Apr 10, 2012

Posted | 0 Comments

Review: Alabama Shakes – Boys & Girls

 

Some people are born to perform, and, judging by Alabama Shakes’ debut album Boys & Girls, this is a band made up of those people. Hailing, as their name suggests, from Alabama, Alabama Shakes’ lead-singer Brittany Howard and bassist Zac Cockrell have been making music together since high-school, and since making MTV’s list of 11 Artists To Watch In 2012, being signed to Rough Trade Records last year and making their name as one of the best new live bands around this year, this really is a band that deserves the hype they are receiving and are proving that there is music in their veins.

Their sound is beautifully fresh but doused in the characeristics of traditional soul and the raw twangs of garage rock. Lead-singer Brittany Howard, who has a voice that could tear you apart, is full of a quivering intensity, with a powerful soulful bawl that sounds like it has been lifted right from the 60s. She has a strong passionate presence, like Aretha Franklin with a guitar, which does not come around very often. As album opener Hold On begins, we are pulled right into the bluesy, southern rhythms that quickly burst into the fizzing rock vibes that have helped them make their name as a band to see live. Howard does not waste time in showing just what her voice can do, booming the words ‘hold on’ as if her life depends on it. You Ain’t Alone, sitting in the middle of album, is the point at which any doubters will surely be turned. The nearly five minute long song shows Howard and the band at their best, creating a track with moments of tenderness, soft enough to slow dance to which then fly seamlessly into a ’60’s rock and roll kind of screaming passion. It is a song that, even after four and a half minutes, you just do not want to end.

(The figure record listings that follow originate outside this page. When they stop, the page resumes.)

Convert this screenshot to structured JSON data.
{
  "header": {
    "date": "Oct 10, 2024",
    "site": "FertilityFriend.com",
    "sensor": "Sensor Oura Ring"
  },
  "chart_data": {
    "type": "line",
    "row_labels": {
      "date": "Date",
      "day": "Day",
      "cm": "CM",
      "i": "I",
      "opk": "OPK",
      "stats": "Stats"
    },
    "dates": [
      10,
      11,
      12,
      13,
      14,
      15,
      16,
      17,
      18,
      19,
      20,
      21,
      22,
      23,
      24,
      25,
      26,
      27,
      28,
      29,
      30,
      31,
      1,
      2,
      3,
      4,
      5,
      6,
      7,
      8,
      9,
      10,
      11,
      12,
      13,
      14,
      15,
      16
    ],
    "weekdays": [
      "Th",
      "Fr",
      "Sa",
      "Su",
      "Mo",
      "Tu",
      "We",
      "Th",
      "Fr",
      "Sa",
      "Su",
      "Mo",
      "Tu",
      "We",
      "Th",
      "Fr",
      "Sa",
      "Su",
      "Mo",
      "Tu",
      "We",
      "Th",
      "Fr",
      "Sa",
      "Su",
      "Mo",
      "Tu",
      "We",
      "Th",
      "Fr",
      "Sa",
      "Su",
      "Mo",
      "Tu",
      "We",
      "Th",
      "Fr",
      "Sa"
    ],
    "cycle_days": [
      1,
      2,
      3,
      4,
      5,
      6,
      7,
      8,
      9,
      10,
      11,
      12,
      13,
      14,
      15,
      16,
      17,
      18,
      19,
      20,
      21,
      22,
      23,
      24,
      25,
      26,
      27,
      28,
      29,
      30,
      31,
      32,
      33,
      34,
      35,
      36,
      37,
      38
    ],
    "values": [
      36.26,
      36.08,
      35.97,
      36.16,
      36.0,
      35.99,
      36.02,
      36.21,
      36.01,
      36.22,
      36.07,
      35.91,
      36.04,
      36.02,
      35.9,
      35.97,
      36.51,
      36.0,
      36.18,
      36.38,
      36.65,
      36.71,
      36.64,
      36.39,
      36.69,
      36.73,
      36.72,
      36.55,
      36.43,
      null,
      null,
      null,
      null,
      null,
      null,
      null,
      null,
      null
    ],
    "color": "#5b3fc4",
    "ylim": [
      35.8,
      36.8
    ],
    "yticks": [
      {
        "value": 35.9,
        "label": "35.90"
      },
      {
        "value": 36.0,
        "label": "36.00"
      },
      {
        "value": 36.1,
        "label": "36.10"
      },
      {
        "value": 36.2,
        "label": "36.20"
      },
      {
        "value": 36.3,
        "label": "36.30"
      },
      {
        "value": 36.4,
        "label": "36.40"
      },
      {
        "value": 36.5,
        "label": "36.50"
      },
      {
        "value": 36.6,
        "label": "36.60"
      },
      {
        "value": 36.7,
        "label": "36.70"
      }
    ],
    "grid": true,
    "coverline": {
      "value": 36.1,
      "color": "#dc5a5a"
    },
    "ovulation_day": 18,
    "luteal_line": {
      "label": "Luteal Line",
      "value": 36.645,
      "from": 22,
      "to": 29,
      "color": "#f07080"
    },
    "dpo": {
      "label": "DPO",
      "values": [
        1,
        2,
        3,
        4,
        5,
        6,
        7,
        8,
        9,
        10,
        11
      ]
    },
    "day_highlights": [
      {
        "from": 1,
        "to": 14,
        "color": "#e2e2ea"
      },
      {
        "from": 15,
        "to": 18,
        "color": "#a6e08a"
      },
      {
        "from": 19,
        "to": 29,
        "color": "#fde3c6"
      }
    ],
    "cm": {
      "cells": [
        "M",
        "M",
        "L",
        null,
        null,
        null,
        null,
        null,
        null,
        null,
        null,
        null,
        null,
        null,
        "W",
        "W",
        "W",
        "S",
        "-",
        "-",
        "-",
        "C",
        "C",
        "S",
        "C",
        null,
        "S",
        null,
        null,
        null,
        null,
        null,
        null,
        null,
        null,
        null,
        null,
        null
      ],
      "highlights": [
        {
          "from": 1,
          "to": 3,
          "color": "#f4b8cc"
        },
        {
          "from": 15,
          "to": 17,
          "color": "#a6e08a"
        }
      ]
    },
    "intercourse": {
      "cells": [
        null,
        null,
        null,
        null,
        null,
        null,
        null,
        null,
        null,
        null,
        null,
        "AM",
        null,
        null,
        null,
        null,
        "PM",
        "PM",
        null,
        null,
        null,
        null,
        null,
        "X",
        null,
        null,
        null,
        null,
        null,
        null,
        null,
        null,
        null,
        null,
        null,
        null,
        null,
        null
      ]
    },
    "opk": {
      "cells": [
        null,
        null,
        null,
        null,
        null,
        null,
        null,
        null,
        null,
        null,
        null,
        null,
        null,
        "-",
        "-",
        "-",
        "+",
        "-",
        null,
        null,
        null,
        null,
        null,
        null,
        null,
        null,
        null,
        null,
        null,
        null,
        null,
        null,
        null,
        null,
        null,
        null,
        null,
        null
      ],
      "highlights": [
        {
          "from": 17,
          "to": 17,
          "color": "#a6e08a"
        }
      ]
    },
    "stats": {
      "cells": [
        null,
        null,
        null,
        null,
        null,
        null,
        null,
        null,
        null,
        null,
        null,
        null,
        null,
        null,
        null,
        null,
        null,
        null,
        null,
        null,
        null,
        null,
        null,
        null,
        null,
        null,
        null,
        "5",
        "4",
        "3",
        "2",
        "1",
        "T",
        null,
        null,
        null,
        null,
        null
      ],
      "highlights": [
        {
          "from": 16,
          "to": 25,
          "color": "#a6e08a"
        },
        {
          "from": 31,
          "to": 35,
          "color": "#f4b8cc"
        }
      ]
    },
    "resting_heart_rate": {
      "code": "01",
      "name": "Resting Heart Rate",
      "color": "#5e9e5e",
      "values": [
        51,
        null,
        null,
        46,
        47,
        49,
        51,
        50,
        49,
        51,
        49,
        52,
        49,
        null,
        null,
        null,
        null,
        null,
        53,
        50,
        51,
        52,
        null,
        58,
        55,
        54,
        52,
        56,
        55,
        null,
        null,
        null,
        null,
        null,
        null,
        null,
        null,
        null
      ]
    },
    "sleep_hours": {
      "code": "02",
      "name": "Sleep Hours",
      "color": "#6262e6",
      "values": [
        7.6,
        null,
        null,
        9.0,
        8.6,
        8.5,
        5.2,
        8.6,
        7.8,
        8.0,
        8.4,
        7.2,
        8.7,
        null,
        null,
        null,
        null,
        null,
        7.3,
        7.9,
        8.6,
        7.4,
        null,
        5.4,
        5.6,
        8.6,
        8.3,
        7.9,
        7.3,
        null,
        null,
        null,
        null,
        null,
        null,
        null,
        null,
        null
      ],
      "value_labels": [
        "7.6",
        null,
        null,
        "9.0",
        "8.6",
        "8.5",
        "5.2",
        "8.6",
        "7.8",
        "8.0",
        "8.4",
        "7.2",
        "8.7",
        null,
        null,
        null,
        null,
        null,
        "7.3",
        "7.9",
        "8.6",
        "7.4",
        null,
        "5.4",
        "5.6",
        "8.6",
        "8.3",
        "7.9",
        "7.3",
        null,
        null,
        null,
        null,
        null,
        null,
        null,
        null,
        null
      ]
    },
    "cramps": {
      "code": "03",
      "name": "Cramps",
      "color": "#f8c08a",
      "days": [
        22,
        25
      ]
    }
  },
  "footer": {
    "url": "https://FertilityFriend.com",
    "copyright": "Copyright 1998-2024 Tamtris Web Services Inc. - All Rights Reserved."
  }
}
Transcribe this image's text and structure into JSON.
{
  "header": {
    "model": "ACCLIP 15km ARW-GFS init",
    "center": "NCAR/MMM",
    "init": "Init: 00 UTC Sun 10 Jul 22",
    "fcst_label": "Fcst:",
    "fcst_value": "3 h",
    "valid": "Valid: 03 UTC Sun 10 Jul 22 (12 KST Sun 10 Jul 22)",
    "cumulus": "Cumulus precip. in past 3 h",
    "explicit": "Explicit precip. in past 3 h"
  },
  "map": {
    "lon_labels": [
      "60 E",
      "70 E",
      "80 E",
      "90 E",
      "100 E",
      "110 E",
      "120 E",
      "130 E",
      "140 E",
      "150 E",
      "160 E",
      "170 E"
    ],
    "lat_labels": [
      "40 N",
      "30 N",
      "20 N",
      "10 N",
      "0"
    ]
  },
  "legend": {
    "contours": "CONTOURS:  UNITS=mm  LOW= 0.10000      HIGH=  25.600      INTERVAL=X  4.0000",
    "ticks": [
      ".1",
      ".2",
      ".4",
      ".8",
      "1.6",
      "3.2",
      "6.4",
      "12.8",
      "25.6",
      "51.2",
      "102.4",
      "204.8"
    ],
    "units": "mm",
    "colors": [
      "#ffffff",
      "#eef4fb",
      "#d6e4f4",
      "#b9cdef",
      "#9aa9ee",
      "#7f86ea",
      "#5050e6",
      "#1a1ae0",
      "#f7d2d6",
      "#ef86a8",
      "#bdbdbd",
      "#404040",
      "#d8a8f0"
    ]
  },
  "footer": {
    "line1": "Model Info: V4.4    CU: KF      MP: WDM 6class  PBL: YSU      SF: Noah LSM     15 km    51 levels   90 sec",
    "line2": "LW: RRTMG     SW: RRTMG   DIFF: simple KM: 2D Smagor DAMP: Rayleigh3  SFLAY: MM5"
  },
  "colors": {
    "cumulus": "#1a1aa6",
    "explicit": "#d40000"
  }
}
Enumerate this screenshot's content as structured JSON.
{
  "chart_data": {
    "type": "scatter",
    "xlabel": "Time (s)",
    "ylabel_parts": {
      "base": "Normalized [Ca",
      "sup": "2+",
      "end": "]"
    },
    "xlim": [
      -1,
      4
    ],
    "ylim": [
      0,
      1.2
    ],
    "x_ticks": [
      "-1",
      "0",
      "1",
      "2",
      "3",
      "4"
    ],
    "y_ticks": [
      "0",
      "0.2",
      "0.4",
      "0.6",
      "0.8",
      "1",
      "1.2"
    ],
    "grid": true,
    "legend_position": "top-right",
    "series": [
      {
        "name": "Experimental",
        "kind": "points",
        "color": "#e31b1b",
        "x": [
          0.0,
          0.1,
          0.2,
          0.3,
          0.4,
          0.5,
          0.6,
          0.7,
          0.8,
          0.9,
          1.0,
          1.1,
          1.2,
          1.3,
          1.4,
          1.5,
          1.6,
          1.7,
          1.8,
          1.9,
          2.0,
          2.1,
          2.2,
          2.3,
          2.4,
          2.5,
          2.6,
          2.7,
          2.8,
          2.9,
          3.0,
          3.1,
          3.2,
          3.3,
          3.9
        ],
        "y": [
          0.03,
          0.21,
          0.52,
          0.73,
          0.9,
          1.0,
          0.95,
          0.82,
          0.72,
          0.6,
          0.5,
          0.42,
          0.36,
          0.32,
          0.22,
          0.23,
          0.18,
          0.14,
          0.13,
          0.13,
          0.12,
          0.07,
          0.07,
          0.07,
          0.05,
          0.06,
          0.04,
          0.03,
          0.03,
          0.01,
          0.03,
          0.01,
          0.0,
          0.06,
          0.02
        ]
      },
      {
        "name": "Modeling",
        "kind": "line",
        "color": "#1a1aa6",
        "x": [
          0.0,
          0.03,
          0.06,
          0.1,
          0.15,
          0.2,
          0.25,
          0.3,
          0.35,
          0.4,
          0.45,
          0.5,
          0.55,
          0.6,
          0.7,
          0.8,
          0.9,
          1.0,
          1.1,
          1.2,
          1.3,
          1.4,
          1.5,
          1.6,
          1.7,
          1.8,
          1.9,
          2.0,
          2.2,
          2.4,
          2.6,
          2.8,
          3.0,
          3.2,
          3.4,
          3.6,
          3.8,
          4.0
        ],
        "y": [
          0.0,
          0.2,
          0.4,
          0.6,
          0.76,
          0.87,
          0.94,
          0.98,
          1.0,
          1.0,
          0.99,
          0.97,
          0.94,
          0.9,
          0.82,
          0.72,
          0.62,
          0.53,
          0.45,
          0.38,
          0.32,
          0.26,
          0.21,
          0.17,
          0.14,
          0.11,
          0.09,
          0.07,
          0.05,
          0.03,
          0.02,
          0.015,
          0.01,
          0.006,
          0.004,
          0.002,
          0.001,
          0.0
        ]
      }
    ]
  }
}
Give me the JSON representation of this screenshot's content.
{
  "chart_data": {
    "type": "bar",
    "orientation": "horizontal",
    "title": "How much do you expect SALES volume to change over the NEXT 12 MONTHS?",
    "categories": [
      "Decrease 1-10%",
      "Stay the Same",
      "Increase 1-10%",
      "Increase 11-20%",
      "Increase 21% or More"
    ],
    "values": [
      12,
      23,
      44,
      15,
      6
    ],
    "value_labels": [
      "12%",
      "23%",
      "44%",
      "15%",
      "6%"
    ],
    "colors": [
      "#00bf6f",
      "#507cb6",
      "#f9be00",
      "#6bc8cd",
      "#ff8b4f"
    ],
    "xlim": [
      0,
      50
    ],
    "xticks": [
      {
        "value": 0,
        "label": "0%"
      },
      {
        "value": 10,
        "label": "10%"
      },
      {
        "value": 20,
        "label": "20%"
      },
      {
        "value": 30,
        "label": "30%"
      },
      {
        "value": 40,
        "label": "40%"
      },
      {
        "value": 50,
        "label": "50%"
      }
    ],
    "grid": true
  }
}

There are many reasons why you would not want this album to end, the main one being that it is made for people to dance and scream along to; Hang Loose has a riff so light and bouncy that crowds will be moving before the opening has finished, and Rise To The Sun is a slow-burning highlight; ‘My eyes are full of stars, but I just can’t reach them, oh how high they are’. are the words Howard sings over a rippling guitar tune, just before the song explodes into the heavy soul blasts that we have already come to expect. As we reach the end of the album, however, the pace slows down, and, through songs such as the title track Boys & Girls, we are shown the side of Alabama Shakes which could make a crowd fall silent. Echoing whistles give way to Howard’s vocals, which almost fade to a whisper, and give this album just what it needs to make it a favourite with the critics.

When a band is as soulful and full of energy, and hyped up this much because of it, there is always a danger that they will not live up to the high expectations. Howard’s screeching vocals, accompanied by a band so full of classic soul feeling, make for a perfect mixture for a live show, but there is the feeling that this energy is dampened when you are listening to them through headphones. Alabama Shakes are a lot to contain and on record they are a bit like a caged tiger, undoubtedly powerful, but nothing compared to the version in the wild. But, at the points where the production sometimes does not show them at their lively best, I would suggest turning Boys & Girls up louder and dancing more, because if you ever feel like you are lacking in energy then this album is more than enough to pick you right up.

Howard and her hypnotic drawl will be the stars of this record, but the plodding bass and the soft pulses of guitar give the album its charm, and, together, Alabama Shakes are bringing that classic Americana rhythm back into popular culture and giving music its soul back.